Sort Merge Bucket

Sort Merge Bucket is a technique for writing data to file system in deterministic file locations, sorted according by some pre-determined key, so that it can later be read in as key groups with no shuffle required. Since each element is assigned a file destination (bucket) based on a hash of its join key, we can use the same technique to cogroup multiple Sources as long as they’re written using the same key and hashing scheme.

For example, given these input records, and SMB write will first extract the key, assign the record to a bucket, sort values within the bucket, and write these values to a corresponding file.

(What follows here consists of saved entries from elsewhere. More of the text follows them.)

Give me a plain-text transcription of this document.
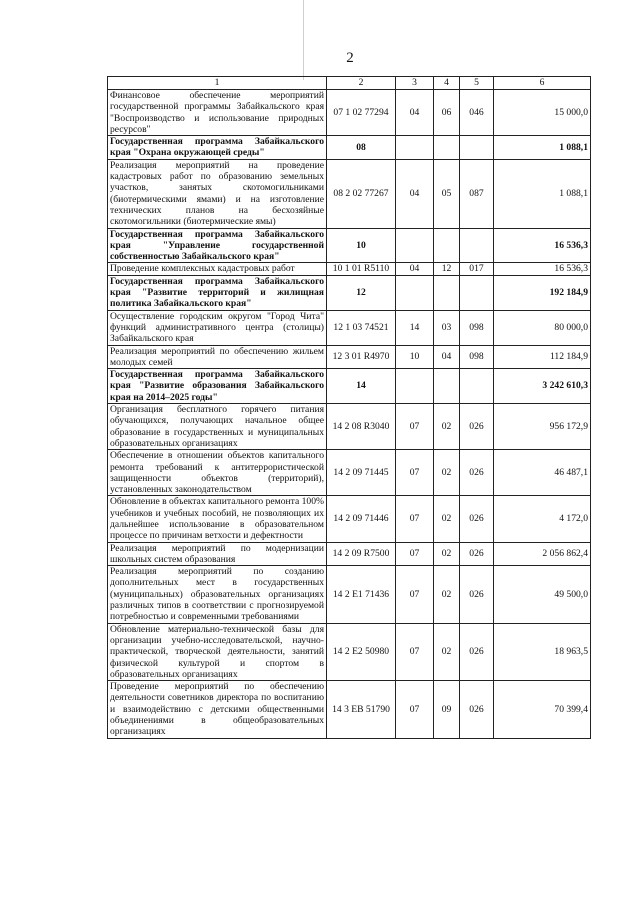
2
1	2	3	4	5	6
Финансовое обеспечение мероприятий государственной программы Забайкальского края "Воспроизводство и использование природных ресурсов"	07 1 02 77294	04	06	046	15 000,0
Государственная программа Забайкальского края "Охрана окружающей среды"	08				1 088,1
Реализация мероприятий на проведение кадастровых работ по образованию земельных участков, занятых скотомогильниками (биотермическими ямами) и на изготовление технических планов на бесхозяйные скотомогильники (биотермические ямы)	08 2 02 77267	04	05	087	1 088,1
Государственная программа Забайкальского края "Управление государственной собственностью Забайкальского края"	10				16 536,3
Проведение комплексных кадастровых работ	10 1 01 R5110	04	12	017	16 536,3
Государственная программа Забайкальского края "Развитие территорий и жилищная политика Забайкальского края"	12				192 184,9
Осуществление городским округом "Город Чита" функций административного центра (столицы) Забайкальского края	12 1 03 74521	14	03	098	80 000,0
Реализация мероприятий по обеспечению жильем молодых семей	12 3 01 R4970	10	04	098	112 184,9
Государственная программа Забайкальского края "Развитие образования Забайкальского края на 2014–2025 годы"	14				3 242 610,3
Организация бесплатного горячего питания обучающихся, получающих начальное общее образование в государственных и муниципальных образовательных организациях	14 2 08 R3040	07	02	026	956 172,9
Обеспечение в отношении объектов капитального ремонта требований к антитеррористической защищенности объектов (территорий), установленных законодательством	14 2 09 71445	07	02	026	46 487,1
Обновление в объектах капитального ремонта 100% учебников и учебных пособий, не позволяющих их дальнейшее использование в образовательном процессе по причинам ветхости и дефектности	14 2 09 71446	07	02	026	4 172,0
Реализация мероприятий по модернизации школьных систем образования	14 2 09 R7500	07	02	026	2 056 862,4
Реализация мероприятий по созданию дополнительных мест в государственных (муниципальных) образовательных организациях различных типов в соответствии с прогнозируемой потребностью и современными требованиями	14 2 E1 71436	07	02	026	49 500,0
Обновление материально-технической базы для организации учебно-исследовательской, научно-практической, творческой деятельности, занятий физической культурой и спортом в образовательных организациях	14 2 E2 50980	07	02	026	18 963,5
Проведение мероприятий по обеспечению деятельности советников директора по воспитанию и взаимодействию с детскими общественными объединениями в общеобразовательных организациях	14 3 EB 51790	07	09	026	70 399,4
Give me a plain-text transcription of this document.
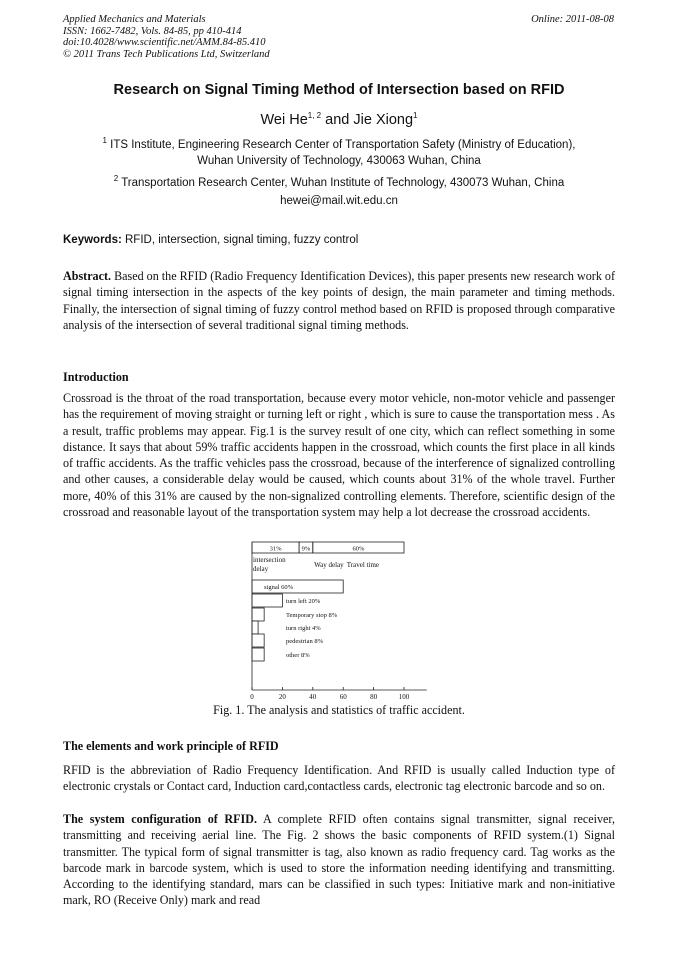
Applied Mechanics and Materials
ISSN: 1662-7482, Vols. 84-85, pp 410-414
doi:10.4028/www.scientific.net/AMM.84-85.410
© 2011 Trans Tech Publications Ltd, Switzerland
Online: 2011-08-08
Research on Signal Timing Method of Intersection based on RFID
Wei He$^{1, 2}$ and Jie Xiong$^1$
$^1$ ITS Institute, Engineering Research Center of Transportation Safety (Ministry of Education),
Wuhan University of Technology, 430063 Wuhan, China
$^2$ Transportation Research Center, Wuhan Institute of Technology, 430073 Wuhan, China
hewei@mail.wit.edu.cn
Keywords: RFID, intersection, signal timing, fuzzy control
Abstract. Based on the RFID (Radio Frequency Identification Devices), this paper presents new research work of signal timing intersection in the aspects of the key points of design, the main parameter and timing methods. Finally, the intersection of signal timing of fuzzy control method based on RFID is proposed through comparative analysis of the intersection of several traditional signal timing methods.
Introduction
Crossroad is the throat of the road transportation, because every motor vehicle, non-motor vehicle and passenger has the requirement of moving straight or turning left or right , which is sure to cause the transportation mess . As a result, traffic problems may appear. Fig.1 is the survey result of one city, which can reflect something in some distance. It says that about 59% traffic accidents happen in the crossroad, which counts the first place in all kinds of traffic accidents. As the traffic vehicles pass the crossroad, because of the interference of signalized controlling and other causes, a considerable delay would be caused, which counts about 31% of the whole travel. Further more, 40% of this 31% are caused by the non-signalized controlling elements. Therefore, scientific design of the crossroad and reasonable layout of the transportation system may help a lot decrease the crossroad accidents.
31%	9%	60%
intersection
delay	Way delay Travel time
signal 60%
turn left 20%
Temporary stop 8%
turn right 4%
pedestrian 8%
other 8%
0	20	40	60	80	100
Fig. 1. The analysis and statistics of traffic accident.
The elements and work principle of RFID
RFID is the abbreviation of Radio Frequency Identification. And RFID is usually called Induction type of electronic crystals or Contact card, Induction card,contactless cards, electronic tag electronic barcode and so on.
The system configuration of RFID. A complete RFID often contains signal transmitter, signal receiver, transmitting and receiving aerial line. The Fig. 2 shows the basic components of RFID system.(1) Signal transmitter. The typical form of signal transmitter is tag, also known as radio frequency card. Tag works as the barcode mark in barcode system, which is used to store the information needing identifying and transmitting. According to the identifying standard, mars can be classified in such types: Initiative mark and non-initiative mark, RO (Receive Only) mark and read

Input Key Bucket File Assignment
{key:“b”, value: 1} “b” 0 bucket-00000-of-00002.avro
{key:“b”, value: 2} “b” 0 bucket-00000-of-00002.avro
{key:“a”, value: 3} “a” 1 bucket-00001-of-00002.avro

Two sources can be joined by opening file readers on corresponding buckets of eachT source and merging key-groups as we go.

What are SMB transforms?

scio-smb provides three PTransforms, as well as corresponding Scala API bindings, for SMB operations:

  • SortedBucketSink writes data to file system in SMB format. Scala APIs (see: SortedBucketSCollection):

    • SCollection[T: Coder]#saveAsSortedBucket

    sourcesc.parallelize(250 until 750)
      .map { i =>
        Account
          .newBuilder()
          .setId(i)
          .setName(i.toString)
          .setType(s"type${i % 5}")
          .setAmount(Random.nextDouble() * 1000)
          .build()
      }
      .saveAsSortedBucket(
        AvroSortedBucketIO
          .write[String, Account](classOf[String], "name", classOf[Account])
          .to(args("accounts"))
          .withSorterMemoryMb(128)
          .withTempDirectory(sc.options.getTempLocation)
          .withCodec(CodecFactory.snappyCodec())
          .withHashType(HashType.MURMUR3_32)
          .withFilenamePrefix("part") // Default is "bucket"
          .withNumBuckets(1)
          .withNumShards(1)
      )

    Note the use of Integer for parameterized key type instead of a Scala Int. The key class must have a Coder available in the default Beam (Java) coder registry.

    Also note that the number of buckets specified must be a power of 2. This allows sources of different bucket sizes to still be joinable.

  • SortedBucketSource reads data that has been written to file system using SortedBucketSink into a collection of CoGbkResults. Scala APIs (see: SortedBucketScioContext):

    • ScioContext#sortMergeGroupByKey (1 source)
    • ScioContext#sortMergeJoin (2 sources)
    • ScioContext#sortMergeCoGroup (1-4 sources)
    sourcesc.sortMergeJoin(
      classOf[String],
      AvroSortedBucketIO
        .read(new TupleTag[GenericRecord]("lhs"), SortMergeBucketExample.UserDataSchema)
        // 1. Only 1 user per user ID
        // 2. Out of key intersection 250-499, only 100 (300-349, 400-499) with age < 50
        .withPredicate((xs, x) => xs.size() == 0 && x.get("age").asInstanceOf[Int] < 50)
        .from(args("users")),
      AvroSortedBucketIO
        .read(new TupleTag[Account]("rhs"), classOf[Account])
        .from(args("accounts")),
      TargetParallelism.max()
    ).map(mapFn) // Apply mapping function
      .saveAsTextFile(args("output"))
  • SortedBucketTransform reads data that has been written to file system using SortedBucketSink, transforms each CoGbkResult using a user-supplied function, and immediately rewrites them using the same bucketing scheme. Scala APIs (see: SortedBucketScioContext):

    • ScioContext#sortMergeTransform (1-3 sources)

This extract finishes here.